Beware Mami Wata

Beware Mami Wata

westafricanmanateeSome very deep West African superstitions may be the last great barrier and yet also the last great hope for saving the rare African manatee, a creature on the brink of extinction.

The manatee and elephant share a common ancestor they evolved from about 100 million years ago. Their evolutionary story is pretty well known, but unlike the South American (Trichechus inunguis) and West Indian (T. manatus) cousins, the West African manatee (T. senegalensis) has only recently attracted conservation efforts. In part this is because so little was known about the animal and some scientists had long ago thought it extinct.

The South American manatee lives in fresh water; the other two in salt water, and it’s the West African manatee’s habitat mostly among coastal mangrove swamps and inland marshes that so threatens it.

All three types are slow moving and big, so easily hunted. They feed on certain vegetation also preferred by a number of other marine species that are widely harvested for food, so are usually considered competitors with local fishermen.

For the last seven years saving the West African manatee has been led by a single woman, Lucy Keith Diagne, born, raised and educated in Florida among the State’s prized marine mammal.

It’s been an uphill battle for Lucy, particularly because much of the manatee’s West African range extends into politically troubled areas.

Lucy and others have discovered, though, that the population might be protected at a critical bottom level by local superstitions.

West African spirit beliefs and myths are still very powerful forces in most rural cultures. In ancient times they provided the basic beliefs to all the early societies along the Niger River, which became the basis of Brazilian voodoo, for instance.

So while war is the most formidable obstacle to researching and protecting a wild animal, Lucy discovered that superstition might be, too, but in a surprisingly positive way.

Mami Wata” is a complex female spirit in West Africa that remains powerful throughout much of the manatee’s range, and frankly, the manatee looks a lot like what I would imagine Mami Wata to be!

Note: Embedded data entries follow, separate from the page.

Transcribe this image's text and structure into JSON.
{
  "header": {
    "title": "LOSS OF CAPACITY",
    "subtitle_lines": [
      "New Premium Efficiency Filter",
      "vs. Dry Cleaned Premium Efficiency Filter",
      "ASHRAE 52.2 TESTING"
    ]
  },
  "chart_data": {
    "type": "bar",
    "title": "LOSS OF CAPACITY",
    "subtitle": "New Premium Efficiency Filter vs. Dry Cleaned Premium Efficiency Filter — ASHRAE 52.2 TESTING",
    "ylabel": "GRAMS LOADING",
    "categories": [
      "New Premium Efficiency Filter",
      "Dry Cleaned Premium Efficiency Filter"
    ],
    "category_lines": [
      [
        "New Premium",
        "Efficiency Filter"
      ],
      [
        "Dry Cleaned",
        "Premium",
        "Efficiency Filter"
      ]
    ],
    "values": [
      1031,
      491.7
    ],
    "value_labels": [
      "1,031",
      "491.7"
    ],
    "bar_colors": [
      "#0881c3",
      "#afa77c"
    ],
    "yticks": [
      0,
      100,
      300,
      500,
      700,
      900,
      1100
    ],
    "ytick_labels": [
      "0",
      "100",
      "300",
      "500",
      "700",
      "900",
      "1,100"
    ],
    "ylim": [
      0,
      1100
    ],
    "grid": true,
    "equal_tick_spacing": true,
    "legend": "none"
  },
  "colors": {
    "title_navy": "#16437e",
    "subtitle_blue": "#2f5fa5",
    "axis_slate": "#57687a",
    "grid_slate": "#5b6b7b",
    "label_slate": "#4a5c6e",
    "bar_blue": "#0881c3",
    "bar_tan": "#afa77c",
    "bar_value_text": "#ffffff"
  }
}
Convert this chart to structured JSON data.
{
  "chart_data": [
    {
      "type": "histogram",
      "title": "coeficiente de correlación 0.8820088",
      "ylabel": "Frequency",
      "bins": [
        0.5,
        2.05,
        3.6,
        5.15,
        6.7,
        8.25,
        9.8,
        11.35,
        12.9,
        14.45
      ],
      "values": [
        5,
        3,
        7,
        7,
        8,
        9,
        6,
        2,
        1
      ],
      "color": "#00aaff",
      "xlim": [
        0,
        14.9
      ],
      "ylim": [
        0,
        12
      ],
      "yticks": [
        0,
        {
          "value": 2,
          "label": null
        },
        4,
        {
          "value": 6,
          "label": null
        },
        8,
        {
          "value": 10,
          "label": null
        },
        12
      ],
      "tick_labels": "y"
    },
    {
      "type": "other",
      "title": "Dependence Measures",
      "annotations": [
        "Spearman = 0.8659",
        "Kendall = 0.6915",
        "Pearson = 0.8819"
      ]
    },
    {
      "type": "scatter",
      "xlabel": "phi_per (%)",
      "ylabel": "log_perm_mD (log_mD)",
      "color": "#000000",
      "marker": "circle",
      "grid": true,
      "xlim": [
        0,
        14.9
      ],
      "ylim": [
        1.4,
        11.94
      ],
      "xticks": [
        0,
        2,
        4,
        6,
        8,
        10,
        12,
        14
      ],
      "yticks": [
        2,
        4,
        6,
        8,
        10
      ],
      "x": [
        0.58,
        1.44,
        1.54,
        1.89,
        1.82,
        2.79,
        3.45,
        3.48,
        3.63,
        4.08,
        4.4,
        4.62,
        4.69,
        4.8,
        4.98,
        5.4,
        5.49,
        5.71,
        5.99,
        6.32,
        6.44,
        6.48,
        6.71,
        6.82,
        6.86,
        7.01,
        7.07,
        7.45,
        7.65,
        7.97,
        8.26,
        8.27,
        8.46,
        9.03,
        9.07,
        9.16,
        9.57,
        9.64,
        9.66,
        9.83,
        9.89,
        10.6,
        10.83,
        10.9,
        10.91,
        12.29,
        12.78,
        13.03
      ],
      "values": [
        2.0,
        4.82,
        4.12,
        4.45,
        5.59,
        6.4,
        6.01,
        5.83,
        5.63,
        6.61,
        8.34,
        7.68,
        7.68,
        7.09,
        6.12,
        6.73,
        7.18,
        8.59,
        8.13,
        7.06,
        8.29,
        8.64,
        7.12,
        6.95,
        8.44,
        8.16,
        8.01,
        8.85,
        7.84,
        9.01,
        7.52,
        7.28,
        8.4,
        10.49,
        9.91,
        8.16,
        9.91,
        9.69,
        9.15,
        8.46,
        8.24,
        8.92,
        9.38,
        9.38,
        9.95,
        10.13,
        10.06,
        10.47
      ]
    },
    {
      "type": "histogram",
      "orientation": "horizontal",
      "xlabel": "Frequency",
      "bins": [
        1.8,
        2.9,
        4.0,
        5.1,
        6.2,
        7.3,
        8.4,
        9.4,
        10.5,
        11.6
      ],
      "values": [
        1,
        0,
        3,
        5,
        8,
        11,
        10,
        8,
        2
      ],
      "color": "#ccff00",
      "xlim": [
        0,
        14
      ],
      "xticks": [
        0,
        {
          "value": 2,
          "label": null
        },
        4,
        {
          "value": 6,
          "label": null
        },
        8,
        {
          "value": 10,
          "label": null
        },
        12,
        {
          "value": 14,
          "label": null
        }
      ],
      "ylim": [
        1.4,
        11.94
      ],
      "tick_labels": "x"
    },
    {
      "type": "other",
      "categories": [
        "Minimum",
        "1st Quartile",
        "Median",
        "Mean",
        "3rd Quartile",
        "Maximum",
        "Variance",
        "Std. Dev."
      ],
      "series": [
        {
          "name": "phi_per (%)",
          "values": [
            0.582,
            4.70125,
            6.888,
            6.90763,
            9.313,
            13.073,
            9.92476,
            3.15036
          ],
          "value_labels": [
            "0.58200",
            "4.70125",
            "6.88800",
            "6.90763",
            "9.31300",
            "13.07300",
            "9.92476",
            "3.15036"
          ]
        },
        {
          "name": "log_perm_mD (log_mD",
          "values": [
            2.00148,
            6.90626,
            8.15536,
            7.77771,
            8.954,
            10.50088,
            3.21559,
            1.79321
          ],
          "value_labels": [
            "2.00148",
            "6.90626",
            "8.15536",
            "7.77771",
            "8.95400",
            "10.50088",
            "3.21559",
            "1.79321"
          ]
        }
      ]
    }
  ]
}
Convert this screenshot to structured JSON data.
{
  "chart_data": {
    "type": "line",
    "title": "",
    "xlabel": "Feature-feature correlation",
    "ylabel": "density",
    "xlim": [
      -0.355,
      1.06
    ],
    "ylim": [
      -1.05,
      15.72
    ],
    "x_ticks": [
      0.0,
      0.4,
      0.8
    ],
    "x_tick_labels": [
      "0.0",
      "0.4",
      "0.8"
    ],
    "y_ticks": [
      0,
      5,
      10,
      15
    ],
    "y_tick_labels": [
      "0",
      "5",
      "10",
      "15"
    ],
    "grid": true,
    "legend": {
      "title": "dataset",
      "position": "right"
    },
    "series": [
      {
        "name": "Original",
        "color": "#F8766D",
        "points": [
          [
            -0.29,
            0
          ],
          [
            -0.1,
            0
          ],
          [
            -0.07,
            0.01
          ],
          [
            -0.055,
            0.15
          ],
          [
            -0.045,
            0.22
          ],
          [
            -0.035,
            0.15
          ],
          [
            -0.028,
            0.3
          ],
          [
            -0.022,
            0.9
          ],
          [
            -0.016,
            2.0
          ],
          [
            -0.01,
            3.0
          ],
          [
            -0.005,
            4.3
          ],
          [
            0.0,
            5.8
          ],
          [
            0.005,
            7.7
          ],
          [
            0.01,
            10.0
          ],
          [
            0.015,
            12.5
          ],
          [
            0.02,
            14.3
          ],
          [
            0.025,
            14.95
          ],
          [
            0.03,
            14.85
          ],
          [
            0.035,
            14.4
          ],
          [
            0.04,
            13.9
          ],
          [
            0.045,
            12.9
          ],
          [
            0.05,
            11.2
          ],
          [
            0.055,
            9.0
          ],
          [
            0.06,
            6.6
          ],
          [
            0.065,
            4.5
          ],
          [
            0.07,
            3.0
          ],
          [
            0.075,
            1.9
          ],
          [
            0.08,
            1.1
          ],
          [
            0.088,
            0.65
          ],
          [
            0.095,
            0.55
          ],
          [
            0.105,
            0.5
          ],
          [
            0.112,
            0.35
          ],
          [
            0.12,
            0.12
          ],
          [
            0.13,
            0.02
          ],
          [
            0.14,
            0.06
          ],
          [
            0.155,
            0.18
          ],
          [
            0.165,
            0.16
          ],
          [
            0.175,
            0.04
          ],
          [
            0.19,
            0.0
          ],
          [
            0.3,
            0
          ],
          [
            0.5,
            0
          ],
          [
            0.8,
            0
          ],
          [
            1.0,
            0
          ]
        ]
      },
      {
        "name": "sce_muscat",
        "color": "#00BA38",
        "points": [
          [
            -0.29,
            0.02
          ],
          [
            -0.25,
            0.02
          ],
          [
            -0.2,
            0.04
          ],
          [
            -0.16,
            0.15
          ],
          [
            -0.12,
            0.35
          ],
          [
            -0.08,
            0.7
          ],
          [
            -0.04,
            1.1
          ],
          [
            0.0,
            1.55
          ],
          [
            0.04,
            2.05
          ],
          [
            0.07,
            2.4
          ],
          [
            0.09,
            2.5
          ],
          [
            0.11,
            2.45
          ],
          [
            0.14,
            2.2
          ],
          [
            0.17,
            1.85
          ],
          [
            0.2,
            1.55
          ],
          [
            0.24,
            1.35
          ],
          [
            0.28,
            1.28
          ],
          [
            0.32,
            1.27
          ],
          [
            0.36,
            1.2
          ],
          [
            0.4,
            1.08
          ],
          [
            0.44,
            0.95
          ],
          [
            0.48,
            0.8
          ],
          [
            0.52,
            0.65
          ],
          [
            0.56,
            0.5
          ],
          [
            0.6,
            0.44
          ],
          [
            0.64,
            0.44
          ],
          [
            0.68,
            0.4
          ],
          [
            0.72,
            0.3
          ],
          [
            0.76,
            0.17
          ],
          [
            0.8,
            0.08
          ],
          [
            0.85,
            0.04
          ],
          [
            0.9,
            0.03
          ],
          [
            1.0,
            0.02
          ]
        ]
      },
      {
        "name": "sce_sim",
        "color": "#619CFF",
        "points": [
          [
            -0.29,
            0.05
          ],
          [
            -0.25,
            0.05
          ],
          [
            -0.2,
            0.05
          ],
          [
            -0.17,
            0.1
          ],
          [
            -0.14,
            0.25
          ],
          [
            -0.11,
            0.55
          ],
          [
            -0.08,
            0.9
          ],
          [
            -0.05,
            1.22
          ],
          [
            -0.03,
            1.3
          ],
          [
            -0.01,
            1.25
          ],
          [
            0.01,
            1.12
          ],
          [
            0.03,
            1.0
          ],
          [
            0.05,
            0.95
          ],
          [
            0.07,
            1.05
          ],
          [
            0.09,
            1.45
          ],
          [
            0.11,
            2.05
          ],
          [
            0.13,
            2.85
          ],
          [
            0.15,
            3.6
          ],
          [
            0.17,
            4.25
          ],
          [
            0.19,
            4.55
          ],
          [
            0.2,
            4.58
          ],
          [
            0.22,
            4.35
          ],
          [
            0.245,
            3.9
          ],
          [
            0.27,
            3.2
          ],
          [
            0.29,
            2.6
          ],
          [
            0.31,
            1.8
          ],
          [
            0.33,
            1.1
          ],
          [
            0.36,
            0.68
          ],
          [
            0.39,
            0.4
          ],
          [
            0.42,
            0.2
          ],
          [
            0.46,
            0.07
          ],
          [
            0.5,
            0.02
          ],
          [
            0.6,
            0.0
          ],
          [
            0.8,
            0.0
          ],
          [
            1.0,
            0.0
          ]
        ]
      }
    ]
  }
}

Mostly positive and protective, Mami Wata can nevertheless be angered and raised into terribly destructive engagements with people, cursing them to death. For this reason she is mostly left alone and intentionally ignored.

In many parts of rural West Africa it’s presumed the only people who dare to engage Mami Wata are fugitives, renegades and show-offs who usually meet a dire fate.

For this reason, few in these rural areas of West Africa will help researchers locate much less study a manatee, but at the same time the attitude affords a natural protection for the animal.

It will be a long time before this barrier to greater understanding might be developed into sustainable conservation the way Florida has. Manatee in Florida are most often associated with Disneyland and other family fun vacations where certain attractions advertise swimming among them.

They are gentle if bumptious creatures, sometimes called underwater Teddy Bears. In the numerous places in Florida and the West Indies where they’ve been habituated to human swimmers, they are curious enough to produce exciting encounters, but too slow moving to be considered anything but gentle despite their size.

Declining populations in Florida and the West Indies were turned around by making the animal a tourist attraction rather than a hunted animal. The State of Florida designated the manatee as its state marine animal in 1975 and since then a number of programs have so well protected them that the population is now stable.

But it will be a long time before traditions change enough in West Africa that an estuary owner will agree to bring tourists into his pond to swim with Mami Wata.

But that may also be the reason Mami Wata still exists.